Messages from Water and the Universe by Masaru Emoto, as well as many other books, report that when water is frozen after being exposed to specific kinds of music, written words, or phrases based on Universal truths such a thank you, or love and gratitude, gorgeous crystals appeared when the water was frozen.  Likewise, when water was exposed to various energies such as a cell phone, microwave or negative words, crystals were formed but were deformed.  He has received worldwide acclaim through his groundbreaking discovery. The lesson here is that there is much power in the actions and words...GRATITUDE is one such word and action.  

Rhonda Brittan, author of Fearless Living, invites readers to write down a few things they are grateful for every evening. This is a very powerful practice.   Why not try it and see how it feels to you.


FAMILY MEMBERS: When someone in your family does something nice for someone, thank them.  Make a game of it.  When I’m  with children, sometimes I’ll say thank you for something little. And instead of saying it just once, I may say it several times in a row. Kids often will catch on and say Thank you back to me.
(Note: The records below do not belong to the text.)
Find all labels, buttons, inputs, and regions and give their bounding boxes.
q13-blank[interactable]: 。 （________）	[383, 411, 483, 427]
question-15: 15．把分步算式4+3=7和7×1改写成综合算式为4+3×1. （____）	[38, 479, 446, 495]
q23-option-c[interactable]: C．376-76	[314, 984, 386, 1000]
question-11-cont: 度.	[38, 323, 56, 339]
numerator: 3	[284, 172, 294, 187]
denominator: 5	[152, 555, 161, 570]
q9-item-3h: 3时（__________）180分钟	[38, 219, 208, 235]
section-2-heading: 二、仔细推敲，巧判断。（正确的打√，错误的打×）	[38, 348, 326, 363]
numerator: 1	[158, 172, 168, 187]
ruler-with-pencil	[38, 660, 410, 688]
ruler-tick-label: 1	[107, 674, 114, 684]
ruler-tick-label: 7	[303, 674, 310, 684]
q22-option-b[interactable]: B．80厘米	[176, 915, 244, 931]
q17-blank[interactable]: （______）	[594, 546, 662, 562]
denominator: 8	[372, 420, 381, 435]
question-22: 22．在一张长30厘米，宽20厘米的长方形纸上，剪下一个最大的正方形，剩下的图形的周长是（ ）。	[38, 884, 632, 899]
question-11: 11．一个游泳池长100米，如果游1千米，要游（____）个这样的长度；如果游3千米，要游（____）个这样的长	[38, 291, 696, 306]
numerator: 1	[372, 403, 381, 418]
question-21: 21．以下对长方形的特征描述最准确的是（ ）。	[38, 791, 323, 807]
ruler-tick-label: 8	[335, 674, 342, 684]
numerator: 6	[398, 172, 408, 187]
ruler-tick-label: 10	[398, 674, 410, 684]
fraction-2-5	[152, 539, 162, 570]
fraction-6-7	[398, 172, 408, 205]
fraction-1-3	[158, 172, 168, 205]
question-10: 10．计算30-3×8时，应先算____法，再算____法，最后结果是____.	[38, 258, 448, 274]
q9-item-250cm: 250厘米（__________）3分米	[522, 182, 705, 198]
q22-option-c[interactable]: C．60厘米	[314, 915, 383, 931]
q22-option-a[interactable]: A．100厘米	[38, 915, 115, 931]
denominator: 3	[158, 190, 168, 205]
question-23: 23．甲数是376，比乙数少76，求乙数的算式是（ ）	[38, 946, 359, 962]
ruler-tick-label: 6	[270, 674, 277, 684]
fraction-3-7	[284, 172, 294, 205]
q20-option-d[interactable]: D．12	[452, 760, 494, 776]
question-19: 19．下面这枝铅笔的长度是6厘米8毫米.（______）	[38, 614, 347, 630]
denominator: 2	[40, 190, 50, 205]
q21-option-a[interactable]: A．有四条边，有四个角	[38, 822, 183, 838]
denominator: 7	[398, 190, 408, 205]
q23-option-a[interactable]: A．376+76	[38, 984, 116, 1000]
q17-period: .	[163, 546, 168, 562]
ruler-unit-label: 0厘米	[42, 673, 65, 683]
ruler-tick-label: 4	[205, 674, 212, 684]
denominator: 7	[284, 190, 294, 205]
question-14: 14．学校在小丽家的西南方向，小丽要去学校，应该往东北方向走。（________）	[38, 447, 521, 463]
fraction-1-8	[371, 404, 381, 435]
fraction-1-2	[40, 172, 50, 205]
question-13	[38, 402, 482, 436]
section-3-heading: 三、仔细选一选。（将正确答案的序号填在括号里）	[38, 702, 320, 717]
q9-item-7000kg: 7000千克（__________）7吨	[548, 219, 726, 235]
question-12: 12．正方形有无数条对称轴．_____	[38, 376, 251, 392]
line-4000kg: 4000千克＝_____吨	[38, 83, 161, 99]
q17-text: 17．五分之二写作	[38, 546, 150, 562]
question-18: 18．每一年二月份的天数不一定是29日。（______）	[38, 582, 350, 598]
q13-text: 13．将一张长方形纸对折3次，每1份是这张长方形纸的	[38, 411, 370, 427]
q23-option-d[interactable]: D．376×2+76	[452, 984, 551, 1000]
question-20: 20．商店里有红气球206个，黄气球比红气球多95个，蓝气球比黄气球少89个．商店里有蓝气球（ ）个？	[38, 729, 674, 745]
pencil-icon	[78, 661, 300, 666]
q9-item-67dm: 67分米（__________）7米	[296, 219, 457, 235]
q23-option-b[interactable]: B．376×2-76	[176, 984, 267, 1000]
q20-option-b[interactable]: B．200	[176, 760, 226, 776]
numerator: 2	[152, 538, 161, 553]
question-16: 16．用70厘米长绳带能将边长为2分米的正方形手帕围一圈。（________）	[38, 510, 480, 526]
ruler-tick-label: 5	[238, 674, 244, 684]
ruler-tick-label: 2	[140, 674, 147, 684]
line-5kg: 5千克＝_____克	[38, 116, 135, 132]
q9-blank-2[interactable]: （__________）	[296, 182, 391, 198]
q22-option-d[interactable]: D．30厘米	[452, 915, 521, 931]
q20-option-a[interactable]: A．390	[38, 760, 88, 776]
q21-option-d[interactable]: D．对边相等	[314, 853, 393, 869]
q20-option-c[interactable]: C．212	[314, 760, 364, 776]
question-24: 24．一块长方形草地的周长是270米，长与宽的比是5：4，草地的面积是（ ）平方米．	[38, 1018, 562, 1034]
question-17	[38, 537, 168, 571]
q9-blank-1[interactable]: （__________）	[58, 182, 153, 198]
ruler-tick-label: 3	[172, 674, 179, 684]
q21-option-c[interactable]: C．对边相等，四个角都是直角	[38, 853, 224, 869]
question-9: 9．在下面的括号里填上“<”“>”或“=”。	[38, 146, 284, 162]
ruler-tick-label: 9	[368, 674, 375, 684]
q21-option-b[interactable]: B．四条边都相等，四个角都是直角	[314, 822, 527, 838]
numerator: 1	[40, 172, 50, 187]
This may go on for a couple of minutes.  We all end of laughing and it does make an impression!

FRIENDS: If a friend gives something to your child, and they don’t respond with a Thank You, take on the task yourself and say, "Thank You."  Your child will learn from this and one day will respond himself.  Also, if your child is playing with his friend, and you see they are enjoying each other so much, you might say, "Isn't it great to have such a good friends.  I'm so grateful you boys have each other to play with."

NATURE: Nature gives us so many reasons to be grateful. Every time I look at my veggie garden, I’m So grateful for the gift of soil  Plants start out so tiny, and turn into such gorgeous plants.What are you grateful for in nature?  The sky? The mountains?  Water? 
Being grateful is a powerful practice when it becomes a way of living. 

Once you are aware of this idea, you’ll find many ways to work the Gift of Gratitude into your daily life and that of your children.

In ending the 31 Day Challenge that Lesa offered us, I want to thank her for this experience.  I'm SO delighted I said YES, to her invitation to Blog for 31 Days!  During this time, I've discovered my deep passion for this work and intent to pursue it in many ways in the future.